I then proceeded with a full discussion of the financial questions, referring especially to the speeches made by General Ewing, with whose opinions I was conversant. I closed with a brief discussion of the southern question, and especially the nullification of the election laws in the southern states. This speech was the best of many made by me in different parts of the state. I was engaged in the canva.s.s in Ohio for two weeks afterward, during which I visited my home at Mansfield.

In traversing the state I was surprised at the remarkable change in the condition of business and the feelings of the people, and at the evidences of prosperity not only in the workshops but on the farms. It was jokingly said that the revival of industries and peace and happiness was a shrewd political trick of the Republicans to carry the state. As I rode through the country I saw for miles and miles luxuriant crops of thousands of acres of wheat, corn, oats and barley. It was said that this was merely a part of the campaign strategy of the Republicans, that really the people were very poor and miserable and on the verge of starvation.

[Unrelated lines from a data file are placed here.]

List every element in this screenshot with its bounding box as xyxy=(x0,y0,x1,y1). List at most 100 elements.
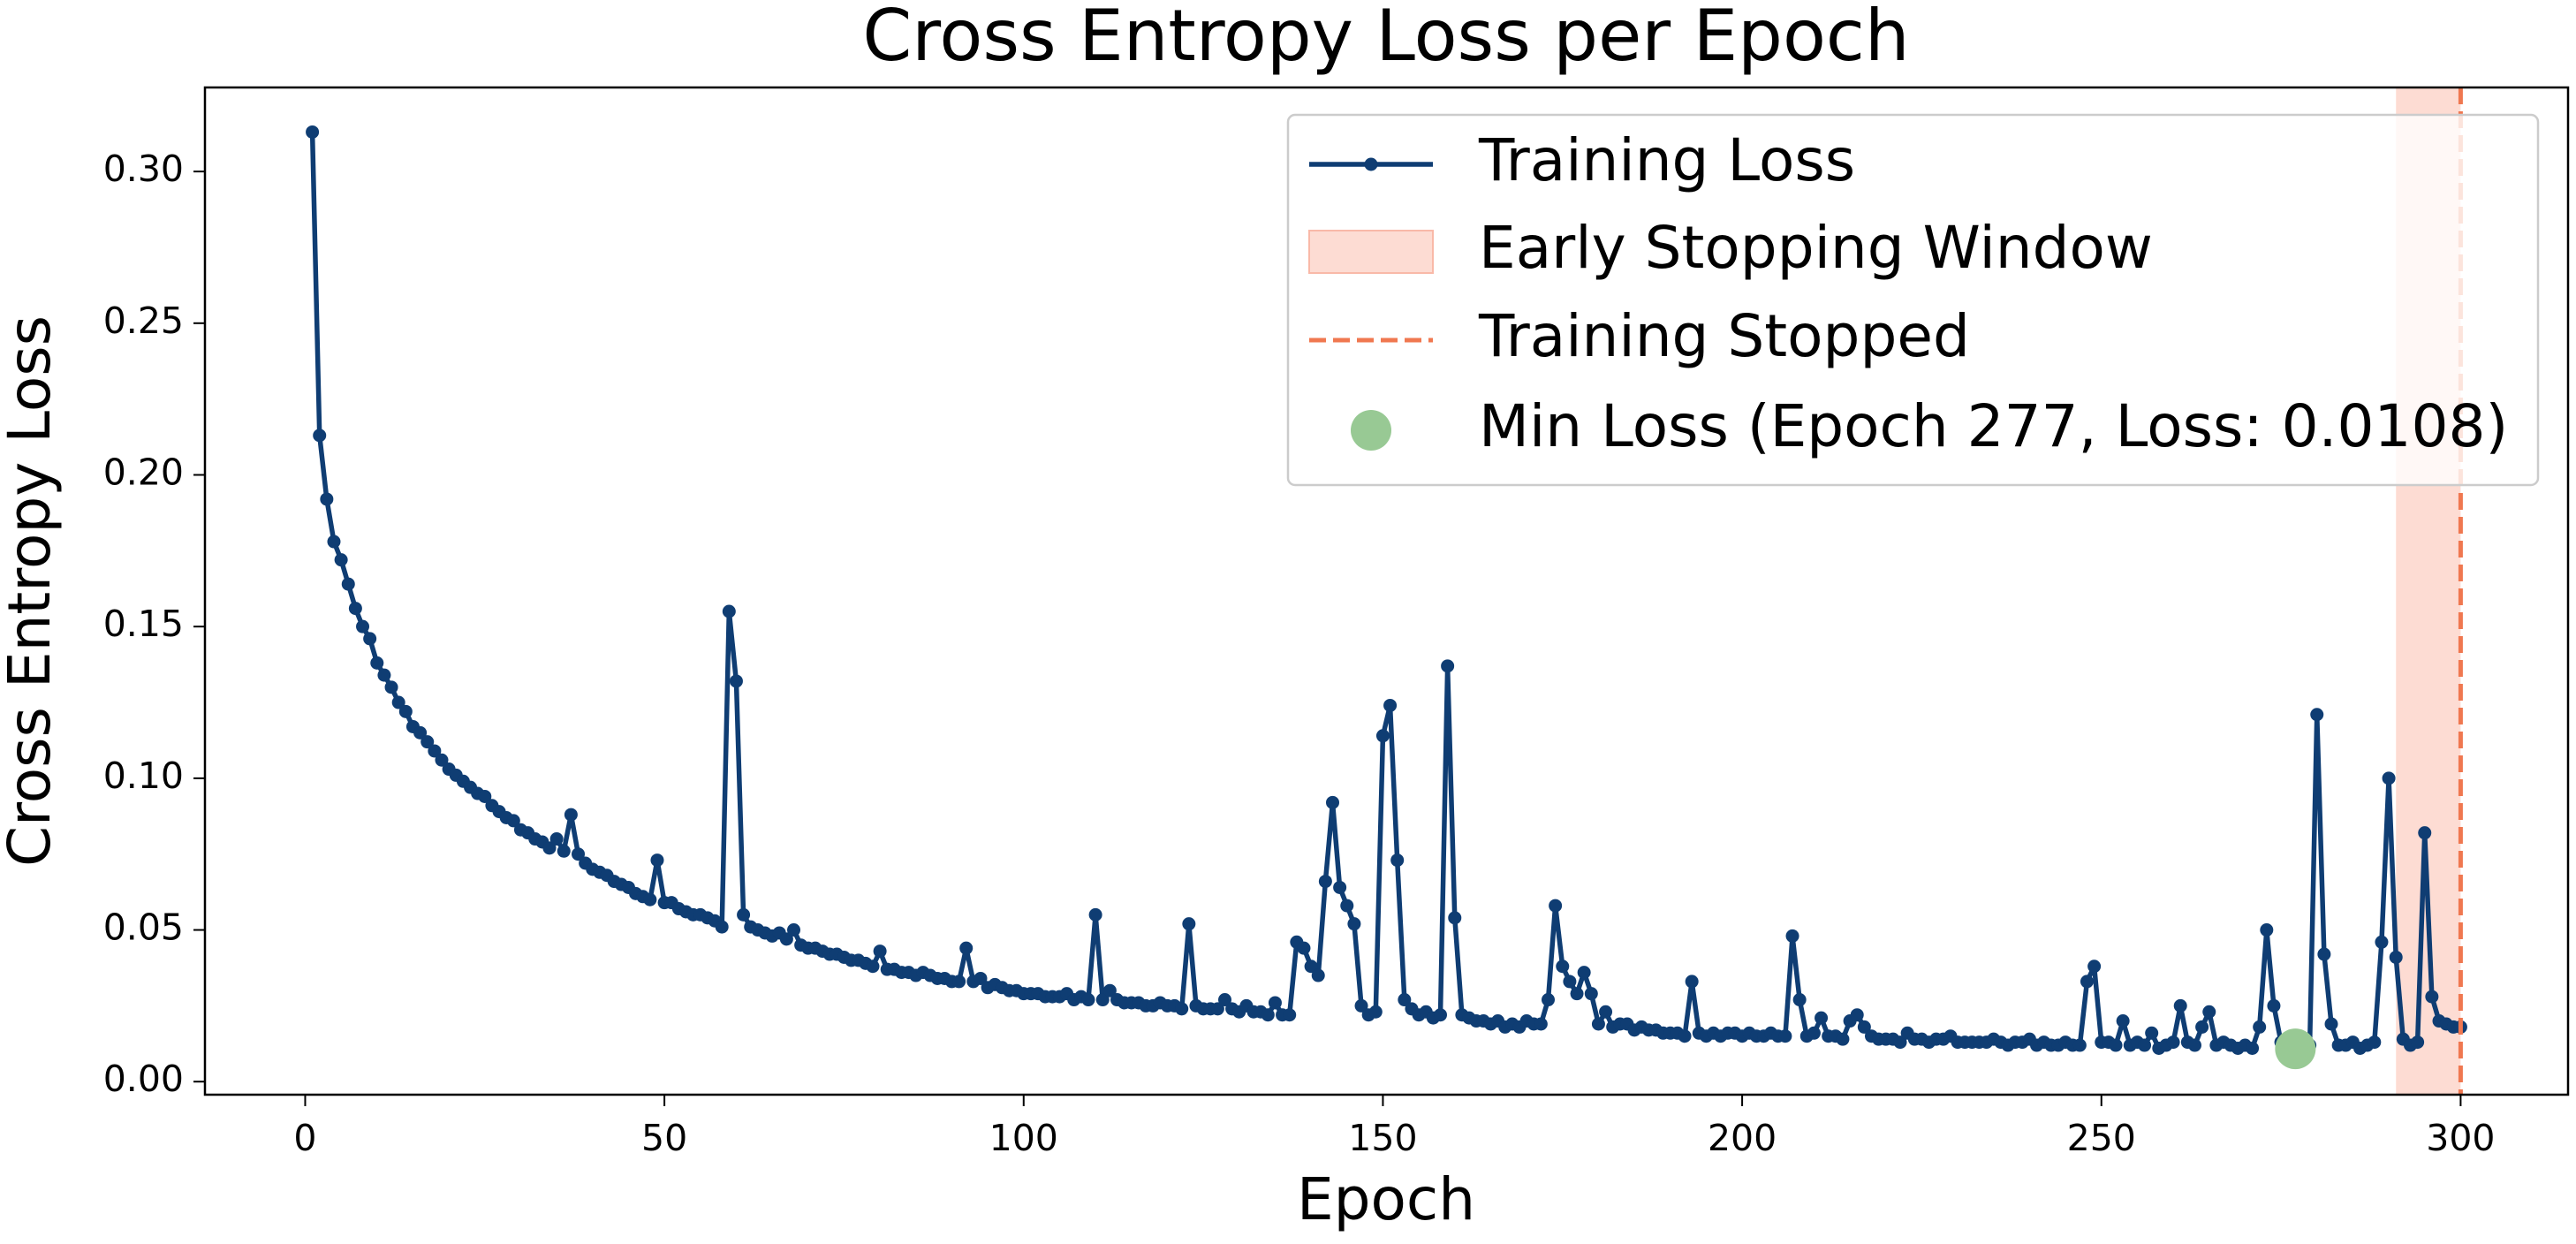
x-axis-label: Epoch xyxy=(1297,1165,1475,1233)
loss-marker xyxy=(1368,1005,1383,1019)
loss-marker xyxy=(413,725,428,740)
loss-marker xyxy=(1347,917,1361,931)
loss-marker xyxy=(2116,1014,2130,1028)
loss-marker xyxy=(1304,960,1318,974)
loss-marker xyxy=(1218,993,1232,1007)
loss-marker xyxy=(2411,1035,2425,1050)
loss-marker xyxy=(2389,950,2403,964)
loss-marker xyxy=(1326,795,1340,809)
loss-marker xyxy=(1375,729,1390,743)
legend-marker xyxy=(1364,157,1378,171)
loss-marker xyxy=(1591,1017,1605,1031)
loss-marker xyxy=(2187,1038,2201,1052)
loss-marker xyxy=(1792,993,1807,1007)
loss-marker xyxy=(363,632,377,646)
loss-marker xyxy=(1088,907,1102,922)
loss-marker xyxy=(1563,975,1577,989)
x-tick-label: 50 xyxy=(641,1117,687,1159)
loss-marker xyxy=(2382,771,2396,785)
loss-marker xyxy=(327,535,341,549)
loss-marker xyxy=(306,125,320,139)
loss-marker xyxy=(1785,929,1799,943)
loss-marker xyxy=(1095,993,1110,1007)
loss-marker xyxy=(428,744,442,758)
loss-marker xyxy=(1778,1029,1792,1043)
loss-marker xyxy=(1584,987,1598,1001)
loss-marker xyxy=(1398,993,1412,1007)
loss-marker xyxy=(787,923,801,937)
loss-marker xyxy=(2145,1026,2159,1040)
loss-marker xyxy=(2375,935,2389,949)
loss-marker xyxy=(549,832,564,846)
loss-marker xyxy=(1534,1017,1548,1031)
y-tick-label: 0.00 xyxy=(103,1058,184,1100)
min-marker xyxy=(2275,1028,2316,1070)
loss-marker xyxy=(2087,960,2102,974)
loss-marker xyxy=(1318,875,1332,889)
loss-marker xyxy=(2195,1020,2209,1034)
loss-marker xyxy=(435,753,449,767)
loss-marker xyxy=(1807,1026,1821,1040)
y-tick-label: 0.20 xyxy=(103,451,184,493)
loss-marker xyxy=(320,492,334,506)
loss-marker xyxy=(2173,998,2187,1013)
loss-marker xyxy=(1815,1011,1829,1025)
loss-marker xyxy=(1311,968,1325,982)
loss-marker xyxy=(2368,1035,2382,1050)
loss-marker xyxy=(1850,1008,1864,1022)
loss-marker xyxy=(420,735,435,749)
loss-marker xyxy=(1836,1032,1850,1046)
loss-marker xyxy=(391,695,405,709)
x-tick-label: 100 xyxy=(989,1117,1058,1159)
loss-marker xyxy=(506,814,520,828)
legend-label: Training Stopped xyxy=(1478,302,1970,370)
loss-marker xyxy=(1268,996,1282,1010)
y-tick-label: 0.30 xyxy=(103,148,184,190)
loss-marker xyxy=(1893,1035,1907,1050)
loss-marker xyxy=(2166,1035,2180,1050)
loss-marker xyxy=(2080,975,2094,989)
loss-marker xyxy=(398,704,413,718)
loss-marker xyxy=(2202,1005,2216,1019)
loss-marker xyxy=(715,920,729,934)
y-tick-label: 0.15 xyxy=(103,603,184,645)
loss-marker xyxy=(2072,1038,2087,1052)
loss-marker xyxy=(356,619,370,633)
loss-marker xyxy=(643,892,657,906)
loss-marker xyxy=(1433,1008,1447,1022)
loss-marker xyxy=(478,789,492,803)
loss-marker xyxy=(729,674,743,688)
loss-marker xyxy=(2253,1020,2267,1034)
loss-marker xyxy=(873,944,887,959)
loss-marker xyxy=(370,656,384,670)
y-axis-label: Cross Entropy Loss xyxy=(0,315,64,867)
loss-marker xyxy=(1261,1008,1275,1022)
loss-marker xyxy=(1182,917,1196,931)
loss-marker xyxy=(1283,1008,1297,1022)
loss-marker xyxy=(650,853,664,868)
loss-marker xyxy=(2310,708,2324,722)
loss-marker xyxy=(542,841,557,855)
loss-marker xyxy=(2267,998,2281,1013)
legend-label: Early Stopping Window xyxy=(1479,214,2153,282)
plot-frame xyxy=(203,86,2570,1096)
loss-marker xyxy=(557,844,571,858)
loss-marker xyxy=(1685,975,1699,989)
loss-marker xyxy=(1556,960,1570,974)
loss-marker xyxy=(952,975,966,989)
loss-marker xyxy=(1441,659,1455,673)
loss-marker xyxy=(1448,911,1462,925)
loss-marker xyxy=(2109,1038,2123,1052)
y-tick-label: 0.05 xyxy=(103,906,184,949)
loss-marker xyxy=(866,960,880,974)
loss-marker xyxy=(2317,947,2331,961)
x-tick-label: 250 xyxy=(2067,1117,2136,1159)
loss-marker xyxy=(779,932,793,946)
loss-marker xyxy=(377,668,391,682)
loss-marker xyxy=(564,808,578,822)
loss-marker xyxy=(1390,853,1405,868)
loss-marker xyxy=(1340,899,1354,913)
legend-box xyxy=(1286,113,2540,487)
loss-marker xyxy=(334,553,348,567)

This was the burden of the speeches of General Ewing, who attributed the miseries of the people to my "wicked financial policy," and said that I was given over to the clutches of the money power and stripped and robbed the people of Ohio for the benefit of the "bloated bondholders."

While General Ewing was fighting in the shadows of the past, caused by the panic of 1873, a revolution had taken place, and he who entered into the canva.s.s with the hope that the cry of distress would aid him in his ambition to be governor, must have been greatly discouraged by the evidences of prosperity all around him. I found in my home at Mansfield that business was prosperous, the workshops were in full blast, and smoke was issuing from the chimney of every establishment in the place.